An object moving along a horizontal track collides with and compresses a light spring (which obeys Hooke's Law) located at the end of the track. The spring constant is 52.1 N/m, the mass of the object 0.250 kg and the speed of the object is 1.70 m/s immediately before the collision.
(a) Determine the spring's maximum compression if the track is frictionless.
?? m
(b) If the track is not frictionless and has a coefficient of kinetic friction of 0.120, determine the spring's maximum compression.
??m

Answer 1

(a) As it gets compressed by a distance x, the spring does

W = - 1/2 (52.1 N/m) x ²

of work on the object (negative because the restoring force exerted by the spring points in the opposite direction to the object's displacement). By the work-energy theorem, this work is equal to the change in the object's kinetic energy. At maximum compression x, the object's kinetic energy is zero, so

W = ∆K

- 1/2 (52.1 N/m) x ² = 0 - 1/2 (0.250 kg) (1.70 m/s)²

==>   x ≈ 0.118 m

(b) Taking friction into account, the only difference is that more work is done on the object.

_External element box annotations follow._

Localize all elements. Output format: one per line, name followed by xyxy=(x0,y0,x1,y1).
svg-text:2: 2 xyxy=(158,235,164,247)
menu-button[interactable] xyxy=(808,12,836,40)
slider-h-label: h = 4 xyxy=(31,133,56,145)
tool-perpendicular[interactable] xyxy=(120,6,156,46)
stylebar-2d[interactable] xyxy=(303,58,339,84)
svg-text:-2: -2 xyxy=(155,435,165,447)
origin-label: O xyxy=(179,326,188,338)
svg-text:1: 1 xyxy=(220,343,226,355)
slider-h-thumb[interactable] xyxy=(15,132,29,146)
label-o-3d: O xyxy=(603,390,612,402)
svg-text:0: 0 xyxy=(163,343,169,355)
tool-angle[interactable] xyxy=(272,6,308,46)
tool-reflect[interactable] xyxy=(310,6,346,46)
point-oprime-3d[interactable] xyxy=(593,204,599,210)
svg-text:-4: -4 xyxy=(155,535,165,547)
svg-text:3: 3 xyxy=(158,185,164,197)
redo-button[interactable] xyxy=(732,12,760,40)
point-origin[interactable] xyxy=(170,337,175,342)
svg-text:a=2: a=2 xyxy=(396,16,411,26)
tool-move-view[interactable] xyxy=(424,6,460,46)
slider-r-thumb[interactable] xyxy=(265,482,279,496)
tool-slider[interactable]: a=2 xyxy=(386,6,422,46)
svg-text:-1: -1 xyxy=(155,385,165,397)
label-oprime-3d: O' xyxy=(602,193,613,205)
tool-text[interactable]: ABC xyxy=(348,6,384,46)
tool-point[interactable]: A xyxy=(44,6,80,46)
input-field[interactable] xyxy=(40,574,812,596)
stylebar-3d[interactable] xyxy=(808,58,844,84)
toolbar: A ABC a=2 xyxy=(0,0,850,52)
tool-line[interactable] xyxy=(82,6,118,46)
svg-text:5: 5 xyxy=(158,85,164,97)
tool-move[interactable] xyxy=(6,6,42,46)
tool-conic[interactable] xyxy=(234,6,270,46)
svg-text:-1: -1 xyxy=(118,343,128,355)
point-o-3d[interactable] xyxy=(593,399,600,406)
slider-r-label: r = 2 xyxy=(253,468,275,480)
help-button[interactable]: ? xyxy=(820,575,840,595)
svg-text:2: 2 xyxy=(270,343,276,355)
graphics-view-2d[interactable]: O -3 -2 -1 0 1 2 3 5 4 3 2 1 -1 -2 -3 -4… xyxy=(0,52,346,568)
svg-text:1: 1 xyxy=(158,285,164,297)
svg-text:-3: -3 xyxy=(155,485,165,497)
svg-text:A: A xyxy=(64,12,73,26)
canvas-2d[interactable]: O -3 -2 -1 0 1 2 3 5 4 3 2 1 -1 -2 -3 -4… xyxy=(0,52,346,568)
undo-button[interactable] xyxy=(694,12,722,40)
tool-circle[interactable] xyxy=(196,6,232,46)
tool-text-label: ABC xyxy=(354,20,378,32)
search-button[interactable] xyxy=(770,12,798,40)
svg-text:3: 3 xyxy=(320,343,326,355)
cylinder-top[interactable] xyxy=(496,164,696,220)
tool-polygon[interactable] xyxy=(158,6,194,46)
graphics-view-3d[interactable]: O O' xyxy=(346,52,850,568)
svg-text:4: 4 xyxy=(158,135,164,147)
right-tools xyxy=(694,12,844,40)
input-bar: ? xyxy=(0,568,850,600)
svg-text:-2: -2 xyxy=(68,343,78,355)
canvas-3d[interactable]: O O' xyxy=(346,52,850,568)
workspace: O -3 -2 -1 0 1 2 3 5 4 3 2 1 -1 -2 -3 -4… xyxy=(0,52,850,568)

By Newton's second law, the net vertical force on the object is

∑ F = n - mg = 0

where n is the magnitude of the normal force of the track pushing up on the object. Solving for n gives

n = mg = 2.45 N

and from this we get the magnitude of kinetic friction,

f = µn = 0.120 (2.45 N) = 0.294 N

Now as the spring gets compressed, the frictional force points in the same direction as the restoring force, so it also does negative work on the object:

W (friction) = - (0.294 N) x

W (spring) = - 1/2 (52.1 N/m) x ²

==>   W (total) = W (friction) + W (spring)

Solve for x :

- (0.294 N) x - 1/2 (52.1 N/m) x ² = 0 - 1/2 (0.250 kg) (1.70 m/s)²

==>   x ≈ 0.112 m